Alors qu'un nouveau cycle de pourparlers se profile à l'horizon à Genève, les préoccupations concernant la province de Donetsk demeurent persistantes. En effet, la Russie cherche à obtenir un contrôle total sur cette région contestée, une démarche qui suscite une ferme opposition de la part de l'Ukraine.

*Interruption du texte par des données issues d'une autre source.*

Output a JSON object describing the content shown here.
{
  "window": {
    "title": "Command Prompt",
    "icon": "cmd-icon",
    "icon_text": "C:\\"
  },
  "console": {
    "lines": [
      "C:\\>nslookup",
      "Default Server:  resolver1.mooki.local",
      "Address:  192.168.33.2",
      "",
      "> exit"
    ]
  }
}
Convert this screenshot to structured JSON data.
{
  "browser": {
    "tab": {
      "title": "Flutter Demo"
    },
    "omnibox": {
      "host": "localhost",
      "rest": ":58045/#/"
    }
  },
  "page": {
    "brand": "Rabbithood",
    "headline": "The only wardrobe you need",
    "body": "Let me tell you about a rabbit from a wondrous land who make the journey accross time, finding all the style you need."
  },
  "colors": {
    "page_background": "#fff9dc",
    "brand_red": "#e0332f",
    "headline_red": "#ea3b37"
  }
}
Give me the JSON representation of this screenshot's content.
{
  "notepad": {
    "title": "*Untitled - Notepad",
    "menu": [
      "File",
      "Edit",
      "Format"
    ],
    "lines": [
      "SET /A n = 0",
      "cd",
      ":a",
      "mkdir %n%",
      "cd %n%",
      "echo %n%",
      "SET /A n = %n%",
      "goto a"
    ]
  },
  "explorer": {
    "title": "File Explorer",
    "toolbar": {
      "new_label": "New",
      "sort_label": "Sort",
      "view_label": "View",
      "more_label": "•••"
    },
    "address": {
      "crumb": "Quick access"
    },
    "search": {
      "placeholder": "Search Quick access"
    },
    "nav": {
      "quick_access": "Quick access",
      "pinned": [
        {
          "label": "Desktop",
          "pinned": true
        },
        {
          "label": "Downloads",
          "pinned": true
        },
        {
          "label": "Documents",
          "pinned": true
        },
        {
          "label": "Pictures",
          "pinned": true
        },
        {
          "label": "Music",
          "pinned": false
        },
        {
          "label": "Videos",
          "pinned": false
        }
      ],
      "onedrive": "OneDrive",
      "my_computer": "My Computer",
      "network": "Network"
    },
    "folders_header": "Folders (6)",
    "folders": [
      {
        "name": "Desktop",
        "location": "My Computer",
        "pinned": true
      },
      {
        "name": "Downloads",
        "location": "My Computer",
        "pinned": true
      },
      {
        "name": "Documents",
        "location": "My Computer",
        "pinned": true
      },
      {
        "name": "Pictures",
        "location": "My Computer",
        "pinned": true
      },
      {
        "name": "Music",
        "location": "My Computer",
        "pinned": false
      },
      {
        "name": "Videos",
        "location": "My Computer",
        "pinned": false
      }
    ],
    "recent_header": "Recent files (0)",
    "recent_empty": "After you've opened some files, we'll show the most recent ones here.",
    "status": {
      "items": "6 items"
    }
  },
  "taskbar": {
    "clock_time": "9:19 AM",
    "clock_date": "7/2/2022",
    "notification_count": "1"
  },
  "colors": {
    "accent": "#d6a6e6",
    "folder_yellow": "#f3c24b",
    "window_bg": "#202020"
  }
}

Les précédentes discussions, tenues à Abou Dhabi, n'ont pas donné de résultats concrets. Les armées de Moscou et de Kiev se retrouvent de nouveau face à face les 17 et 18 février. Dans l'attente de ces négociations, le chef des négociateurs ukrainiens, Roustem Oumerov, a déclaré : "Notre objectif reste une paix solide et durable. Nous nous préparons pour un travail sérieux et responsable".
Début février, le président ukrainien Volodymyr Zelensky a indiqué que les États-Unis espéraient mettre fin à cette guerre meurtrière "d'ici le début de l'été". Par ailleurs, Donald Trump a exhorté Zelensky à "se bouger" pour conclure un accord, avant l'ouverture des pourparlers.
Zelensky partage l'espoir de discussions constructives, déclarant sur les réseaux sociaux : "Nous comptons sur des réunions véritablement productives". Lors de son allocution à la Conférence de Munich, il a souligné la nécessité de véritables garanties de sécurité pour garantir un accord durable et empêcher les agressions futures.
La Russie vise toujours le contrôle de la région de Donetsk
Les pourparlers à Abou Dhabi n'ayant conduit à aucune avancée, les discussions actuelles se concentreront sur des sujets épineux tels que le partage des territoires entre les deux nations. La Russie, occupant près de 20 % de l'Ukraine, continue d'exercer des pressions pour s'approprier totalement la région orientale de Donetsk. En cas d'échec, le Kremlin a fait savoir qu'il envisagerait d'agir par la force.
Sur ce point, Zelensky a clairement fait entendre son refus : "Nous ne pouvons pas abandonner notre territoire. C'est de la folie, il ne s'agit pas uniquement de terres, mais de vies humaines", a-t-il affirmé.
De plus, l’Ukraine insiste sur le fait que tout accord devrait être validé par un vote populaire, une fois les conditions sécuritaires réunies. Alors que la guerre fait toujours rage, les bombardements meurtriers continuent de frapper des zones résidentielles dans le pays, rendant la situation encore plus précaire.
Les Européens, grands absents des négociations
Les discussions de Genève se dérouleront sans la participation des pays européens, un fait que Zelensky a souligné comme une "grosse erreur". Les dirigeants européens partagent un sentiment de pessimisme quant à l’issue de ces pourparlers, comme l’indique Rachel Ellehuus, directrice du centre de recherche Rusi, qui ajoute que "la Russie semble jouer la montre pour poursuivre ses offensives".
Le chef de la diplomatie américaine, Marco Rubio, a exprimé son intention de faciliter la fin d'un conflit aussi destructeur. Cependant, il a également avoué sa méfiance quant aux intentions russes concernant la paix. L'incertitude persiste quant à l'issue de ces négociations, laissant planer des doutes sur l'influence réelle de Washington dans la résolution de la crise ukrainienne.